Another official, Jean-Henoc Faroul, has also alleged deceit. “The electoral council is trying to do what it can to diminish the percentage of Preval so it goes to a second round,” Faroul, president of one electoral district, told AP.
Who would be behind the manipulation?
The suspicion falls on the interim government, headed by Gerard Latortue. Preval, a former head of state himself, is an ally of ousted President Jean-Bertrand Aristide. Twice elected president, Aristide remains very popular among the Haitian poor. And while his own record was not without serious blemishes, the Bush Administration had no right to encourage his overthrow. The interim government hates Aristide with a passion, and has jailed a number of people from his regime, including the prime minister under him. (Aristide is in exile in South Africa.)
“The long-term imprisonment of former Prime Minister Yvon Neptune continues to raise serious concerns” states Human Rights Watch. “Although formal charges were finally brought against Neptune in September 2005, the apparent political grounds for Neptune’s detention undermines confidence in the validity of the charges and in the fairness of any future trial.”
Latortue appears determined to keep Aristide from coming to power, even by proxy.
“Preval was leading with 70-80 percent of the vote, and then there suddenly was this surge within a few minutes where his opponent, Leslie Manigat, got a huge number of votes,” says Larry Birns, director of the Council on Hemispheric Affairs. “Where were the election monitors? Were they inside the room or out in the streets?”
Washington is deeply implicated in the actions of the Latortue government, since it helped install it in 2004.

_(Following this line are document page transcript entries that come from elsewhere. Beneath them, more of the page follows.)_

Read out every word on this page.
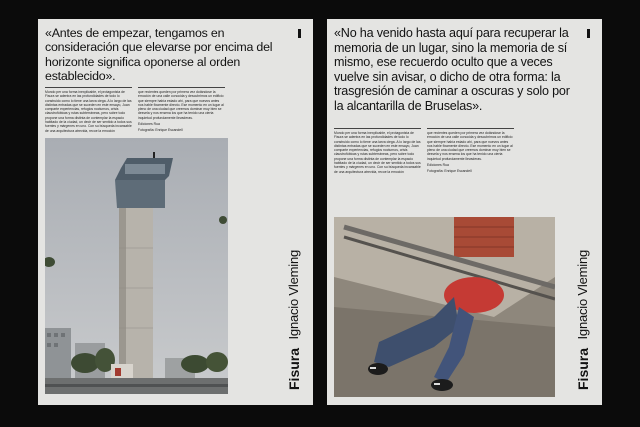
«Antes de empezar, tengamos en consideración que elevarse por encima del horizonte significa oponerse al orden establecido».

Mundo per una forma inexplicable, el protagonista de Fisura se adentra en las profundidades de todo lo construido como lo tiene una larva ciega. A lo largo de las distintas entradas que se suceden en este ensayo, Juan comparte experiencias, refugios nocturnos, crisis claustrofóbicas y rutas subterráneas, pero sobre todo propone una forma distinta de contemplar la espacio habitado de la ciudad, un decir de ser sentido a todos sus fuentes y márgenes en uno. Con su búsqueda incansable de una arquitectura atrevida, recoe la emoción

que recientes queden por primera vez dotándose la emoción de una calle conocida y descubrimos un edificio que siempre había estado ahí, para que nuevos antes nos hable fixamente directo. Ese momento en un lugar al pleno de una ciudad que creemos dominar muy bien se desvela y nos ensena los que ha tenido una cierta inquietud profundamente llevaderas.

Ediciones Rua

Fotografía: Enrique Escandell

Fisura
Ignacio Vleming
«No ha venido hasta aquí para recuperar la memoria de un lugar, sino la memoria de sí mismo, ese recuerdo oculto que a veces vuelve sin avisar, o dicho de otra forma: la trasgresión de caminar a oscuras y solo por la alcantarilla de Bruselas».

Mundo per una forma inexplicable, el protagonista de Fisura se adentra en las profundidades de todo lo construido como lo tiene una larva ciega. A lo largo de las distintas entradas que se suceden en este ensayo, Juan comparte experiencias, refugios nocturnos, crisis claustrofóbicas y rutas subterráneas, pero sobre todo propone una forma distinta de contemplar la espacio habitado de la ciudad, un decir de ser sentido a todos sus fuentes y márgenes en uno. Con su búsqueda incansable de una arquitectura atrevida, recoe la emoción

que recientes queden por primera vez dotándose la emoción de una calle conocida y descubrimos un edificio que siempre había estado ahí, para que nuevos antes nos hable fixamente directo. Ese momento en un lugar al pleno de una ciudad que creemos dominar muy bien se desvela y nos ensena los que ha tenido una cierta inquietud profundamente llevaderas.

Ediciones Rua

Fotografía: Enrique Escandell

Fisura
Ignacio Vleming
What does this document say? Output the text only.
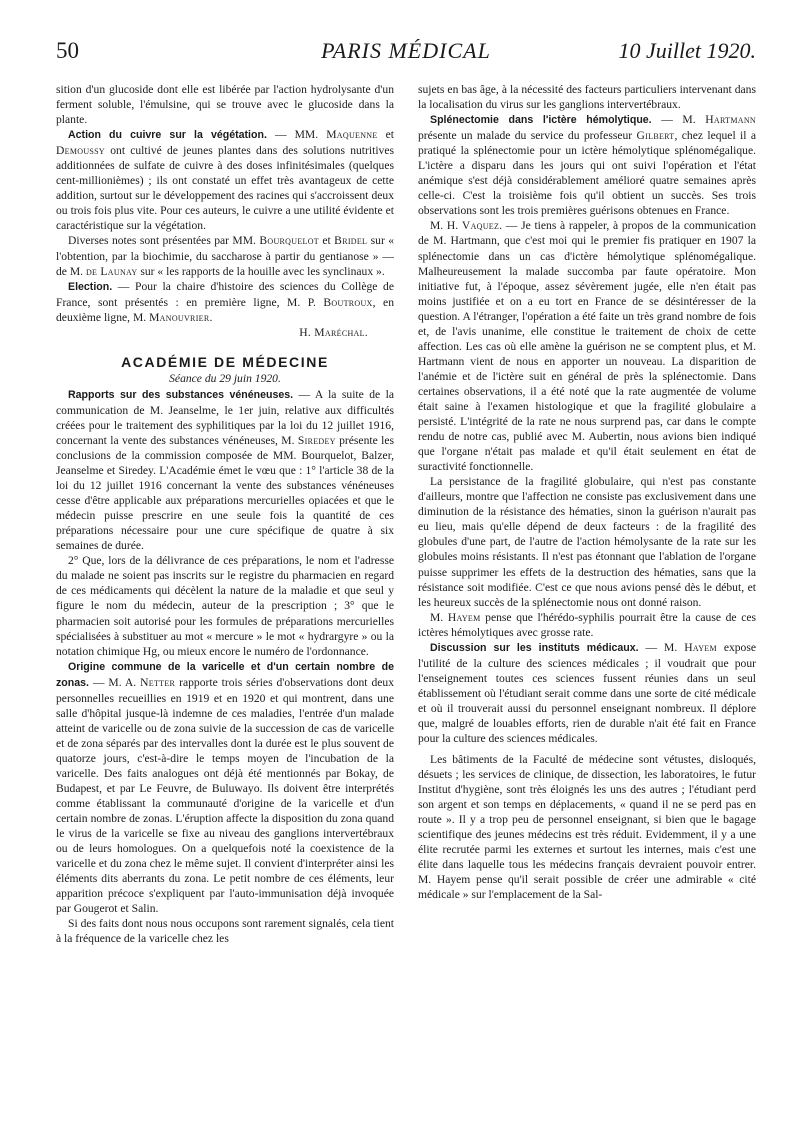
50	PARIS MÉDICAL	10 Juillet 1920.

sition d'un glucoside dont elle est libérée par l'action hydrolysante d'un ferment soluble, l'émulsine, qui se trouve avec le glucoside dans la plante.

Action du cuivre sur la végétation. — MM. Maquenne et Demoussy ont cultivé de jeunes plantes dans des solutions nutritives additionnées de sulfate de cuivre à des doses infinitésimales (quelques cent-millionièmes) ; ils ont constaté un effet très avantageux de cette addition, surtout sur le développement des racines qui s'accroissent deux ou trois fois plus vite. Pour ces auteurs, le cuivre a une utilité évidente et caractéristique sur la végétation.

Diverses notes sont présentées par MM. Bourquelot et Bridel sur « l'obtention, par la biochimie, du saccharose à partir du gentianose » — de M. de Launay sur « les rapports de la houille avec les synclinaux ».

Election. — Pour la chaire d'histoire des sciences du Collège de France, sont présentés : en première ligne, M. P. Boutroux, en deuxième ligne, M. Manouvrier.

H. Maréchal.

ACADÉMIE DE MÉDECINE
Séance du 29 juin 1920.

Rapports sur des substances vénéneuses. — A la suite de la communication de M. Jeanselme, le 1er juin, relative aux difficultés créées pour le traitement des syphilitiques par la loi du 12 juillet 1916, concernant la vente des substances vénéneuses, M. Siredey présente les conclusions de la commission composée de MM. Bourquelot, Balzer, Jeanselme et Siredey. L'Académie émet le vœu que : 1° l'article 38 de la loi du 12 juillet 1916 concernant la vente des substances vénéneuses cesse d'être applicable aux préparations mercurielles opiacées et que le médecin puisse prescrire en une seule fois la quantité de ces préparations nécessaire pour une cure spécifique de quatre à six semaines de durée.

2° Que, lors de la délivrance de ces préparations, le nom et l'adresse du malade ne soient pas inscrits sur le registre du pharmacien en regard de ces médicaments qui décèlent la nature de la maladie et que seul y figure le nom du médecin, auteur de la prescription ; 3° que le pharmacien soit autorisé pour les formules de préparations mercurielles spécialisées à substituer au mot « mercure » le mot « hydrargyre » ou la notation chimique Hg, ou mieux encore le numéro de l'ordonnance.

Origine commune de la varicelle et d'un certain nombre de zonas. — M. A. Netter rapporte trois séries d'observations dont deux personnelles recueillies en 1919 et en 1920 et qui montrent, dans une salle d'hôpital jusque-là indemne de ces maladies, l'entrée d'un malade atteint de varicelle ou de zona suivie de la succession de cas de varicelle et de zona séparés par des intervalles dont la durée est le plus souvent de quatorze jours, c'est-à-dire le temps moyen de l'incubation de la varicelle. Des faits analogues ont déjà été mentionnés par Bokay, de Budapest, et par Le Feuvre, de Buluwayo. Ils doivent être interprétés comme établissant la communauté d'origine de la varicelle et d'un certain nombre de zonas. L'éruption affecte la disposition du zona quand le virus de la varicelle se fixe au niveau des ganglions intervertébraux ou de leurs homologues. On a quelquefois noté la coexistence de la varicelle et du zona chez le même sujet. Il convient d'interpréter ainsi les éléments dits aberrants du zona. Le petit nombre de ces éléments, leur apparition précoce s'expliquent par l'auto-immunisation déjà invoquée par Gougerot et Salin.

Si des faits dont nous nous occupons sont rarement signalés, cela tient à la fréquence de la varicelle chez les

sujets en bas âge, à la nécessité des facteurs particuliers intervenant dans la localisation du virus sur les ganglions intervertébraux.

Splénectomie dans l'ictère hémolytique. — M. Hartmann présente un malade du service du professeur Gilbert, chez lequel il a pratiqué la splénectomie pour un ictère hémolytique splénomégalique. L'ictère a disparu dans les jours qui ont suivi l'opération et l'état anémique s'est déjà considérablement amélioré quatre semaines après celle-ci. C'est la troisième fois qu'il obtient un succès. Ses trois observations sont les trois premières guérisons obtenues en France.

M. H. Vaquez. — Je tiens à rappeler, à propos de la communication de M. Hartmann, que c'est moi qui le premier fis pratiquer en 1907 la splénectomie dans un cas d'ictère hémolytique splénomégalique. Malheureusement la malade succomba par faute opératoire. Mon initiative fut, à l'époque, assez sévèrement jugée, elle n'en était pas moins justifiée et on a eu tort en France de se désintéresser de la question. A l'étranger, l'opération a été faite un très grand nombre de fois et, de l'avis unanime, elle constitue le traitement de choix de cette affection. Les cas où elle amène la guérison ne se comptent plus, et M. Hartmann vient de nous en apporter un nouveau. La disparition de l'anémie et de l'ictère suit en général de près la splénectomie. Dans certaines observations, il a été noté que la rate augmentée de volume était saine à l'examen histologique et que la fragilité globulaire a persisté. L'intégrité de la rate ne nous surprend pas, car dans le compte rendu de notre cas, publié avec M. Aubertin, nous avions bien indiqué que l'organe n'était pas malade et qu'il était seulement en état de suractivité fonctionnelle.

La persistance de la fragilité globulaire, qui n'est pas constante d'ailleurs, montre que l'affection ne consiste pas exclusivement dans une diminution de la résistance des hématies, sinon la guérison n'aurait pas eu lieu, mais qu'elle dépend de deux facteurs : de la fragilité des globules d'une part, de l'autre de l'action hémolysante de la rate sur les globules moins résistants. Il n'est pas étonnant que l'ablation de l'organe puisse supprimer les effets de la destruction des hématies, sans que la résistance soit modifiée. C'est ce que nous avions pensé dès le début, et les heureux succès de la splénectomie nous ont donné raison.

M. Hayem pense que l'hérédo-syphilis pourrait être la cause de ces ictères hémolytiques avec grosse rate.

Discussion sur les instituts médicaux. — M. Hayem expose l'utilité de la culture des sciences médicales ; il voudrait que pour l'enseignement toutes ces sciences fussent réunies dans un seul établissement où l'étudiant serait comme dans une sorte de cité médicale et où il trouverait aussi du personnel enseignant nombreux. Il déplore que, malgré de louables efforts, rien de durable n'ait été fait en France pour la culture des sciences médicales.

Les bâtiments de la Faculté de médecine sont vétustes, disloqués, désuets ; les services de clinique, de dissection, les laboratoires, le futur Institut d'hygiène, sont très éloignés les uns des autres ; l'étudiant perd son argent et son temps en déplacements, « quand il ne se perd pas en route ». Il y a trop peu de personnel enseignant, si bien que le bagage scientifique des jeunes médecins est très réduit. Evidemment, il y a une élite recrutée parmi les externes et surtout les internes, mais c'est une élite dans laquelle tous les médecins français devraient pouvoir entrer. M. Hayem pense qu'il serait possible de créer une admirable « cité médicale » sur l'emplacement de la Sal-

“An indictment can be brought against the United States for putting Latortue in power by extraconstitutional means,” says Birns. “He’s been both cruel and inept, a complete disaster. If there’s a Christ, then Latortue is the anti-Christ.”
But Washington is not interested in calling its protégé to task. In spite of budgeting $400-plus million in aid for the interim government in 2004-2005 (in marked contrast to its stinginess toward Aristide’s administration), it hasn’t even begun to address the grave human rights abuses that the government has been committing.
“After installing Latortue, Washington hasn’t had a word to say,” says Birns. “It pretends to not have anything to do with the regime.”
Condoleezza Rice issued a boilerplate statement on February 10 commending the high turnout and the “free and fair election process,” but has been quiet since then. Worried over possible turmoil, the Brazilian foreign minister, Celso Amorim, has called Rice to urge the U.N. Security Council—presided over by the United States this month—to take up the issue.
By failing to act quickly to ensure that the Haitian people are not denied their choice, the Bush Administration would mock its platitudes about democracy.